Benefits to public health
A new study published in the International Journal of Environmental Research and Public Health concluded that eating an organic diet can contribute to human well-being. The research was led by Swedish University of Agricultural Sciences-based Dr. Eva Johansson, who reviewed current research on the effect of organic agriculture and crops on public health.
Finding a clear health advantage of consuming organic, her team states that "both animal studies and in vitro studies clearly indicate the benefits of consumption of organically produced food instead of that conventionally produced."
The increased phenolic compounds and lower pesticide residues found in organic produce could partially account for these benefits, but the study also points out that the significant advantages of organic cannot be explained by these variables alone. Researchers suggest that synergistic effects between various constituents within organic food are likely to be part of the reason it's more beneficial to public health than conventional products.
Reduced pesticide exposure
A new study published in the journal Environmental Research found that eating an organic diet for a week can reduce a person's pesticide exposure. The research was led by Dr. Liza Oates, who examined pesticide metabolites in the urine of 13 individuals who consumed a diet of at least 80 percent organic over seven days, and conventional food for seven days.

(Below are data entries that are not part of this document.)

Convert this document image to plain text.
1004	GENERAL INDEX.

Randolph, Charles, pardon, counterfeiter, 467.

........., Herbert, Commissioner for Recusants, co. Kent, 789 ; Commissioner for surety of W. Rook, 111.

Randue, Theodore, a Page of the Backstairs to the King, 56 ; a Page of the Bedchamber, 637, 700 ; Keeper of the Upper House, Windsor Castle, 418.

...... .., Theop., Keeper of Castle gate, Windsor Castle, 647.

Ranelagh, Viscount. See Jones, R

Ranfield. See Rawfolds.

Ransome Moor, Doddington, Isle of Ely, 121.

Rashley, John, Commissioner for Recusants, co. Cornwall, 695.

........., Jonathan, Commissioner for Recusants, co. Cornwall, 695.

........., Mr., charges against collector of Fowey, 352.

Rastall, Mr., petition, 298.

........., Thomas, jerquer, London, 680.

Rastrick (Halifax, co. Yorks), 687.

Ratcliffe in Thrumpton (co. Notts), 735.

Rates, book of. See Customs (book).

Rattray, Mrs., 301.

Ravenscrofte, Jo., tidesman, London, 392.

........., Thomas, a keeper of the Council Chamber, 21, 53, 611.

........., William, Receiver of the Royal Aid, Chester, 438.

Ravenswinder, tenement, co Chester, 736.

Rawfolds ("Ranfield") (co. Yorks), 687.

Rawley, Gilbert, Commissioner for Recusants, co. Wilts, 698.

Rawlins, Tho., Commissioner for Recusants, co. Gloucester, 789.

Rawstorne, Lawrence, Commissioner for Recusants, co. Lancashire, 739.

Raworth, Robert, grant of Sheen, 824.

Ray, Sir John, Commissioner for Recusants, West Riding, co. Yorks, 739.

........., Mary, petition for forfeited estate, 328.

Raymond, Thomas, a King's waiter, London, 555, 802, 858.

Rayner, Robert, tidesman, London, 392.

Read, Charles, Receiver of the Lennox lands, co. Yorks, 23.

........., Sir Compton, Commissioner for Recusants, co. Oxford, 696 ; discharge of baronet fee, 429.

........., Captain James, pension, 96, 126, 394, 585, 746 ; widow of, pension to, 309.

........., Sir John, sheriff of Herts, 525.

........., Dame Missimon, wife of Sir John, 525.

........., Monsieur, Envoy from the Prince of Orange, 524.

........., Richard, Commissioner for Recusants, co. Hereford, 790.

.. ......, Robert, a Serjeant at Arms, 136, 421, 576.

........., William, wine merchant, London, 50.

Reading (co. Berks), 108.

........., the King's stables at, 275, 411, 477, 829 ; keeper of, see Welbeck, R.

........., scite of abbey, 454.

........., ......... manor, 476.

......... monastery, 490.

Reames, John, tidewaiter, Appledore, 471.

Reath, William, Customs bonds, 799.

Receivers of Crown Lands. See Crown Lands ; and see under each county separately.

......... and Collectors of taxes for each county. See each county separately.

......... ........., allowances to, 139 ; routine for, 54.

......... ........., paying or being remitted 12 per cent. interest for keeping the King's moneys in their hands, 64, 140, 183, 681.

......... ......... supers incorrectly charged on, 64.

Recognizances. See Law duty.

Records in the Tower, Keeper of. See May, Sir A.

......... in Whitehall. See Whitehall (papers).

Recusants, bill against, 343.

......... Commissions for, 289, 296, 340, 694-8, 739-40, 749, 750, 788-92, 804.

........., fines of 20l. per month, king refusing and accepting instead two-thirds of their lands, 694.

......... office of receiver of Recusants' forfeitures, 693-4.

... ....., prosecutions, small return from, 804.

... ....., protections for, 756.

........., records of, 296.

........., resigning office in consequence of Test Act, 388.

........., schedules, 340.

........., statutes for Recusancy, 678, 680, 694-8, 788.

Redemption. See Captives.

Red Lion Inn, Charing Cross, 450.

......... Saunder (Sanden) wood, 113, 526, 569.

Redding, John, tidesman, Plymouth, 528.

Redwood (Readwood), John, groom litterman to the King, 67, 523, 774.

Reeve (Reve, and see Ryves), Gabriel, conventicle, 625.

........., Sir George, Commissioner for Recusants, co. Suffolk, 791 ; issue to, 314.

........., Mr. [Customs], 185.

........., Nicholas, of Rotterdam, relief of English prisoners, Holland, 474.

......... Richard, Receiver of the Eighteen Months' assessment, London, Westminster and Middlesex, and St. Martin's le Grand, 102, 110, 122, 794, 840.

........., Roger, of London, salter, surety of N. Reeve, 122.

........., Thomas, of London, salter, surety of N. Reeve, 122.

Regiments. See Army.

Dr. Oates’ team found that the total pesticide metabolite levels were reduced by as much as 96 percent by eating organic, with an average reduction of 50 percent. This study shows that eating an organic diet can reduce exposure to chemicals that have been associated with health risks. As stated by Dr. Oates, “Recent studies have raised concerns for the health effects of these chemicals even at relatively low levels.”
It’s nice to see a study showing that choosing organic can make a significant difference in your exposure levels.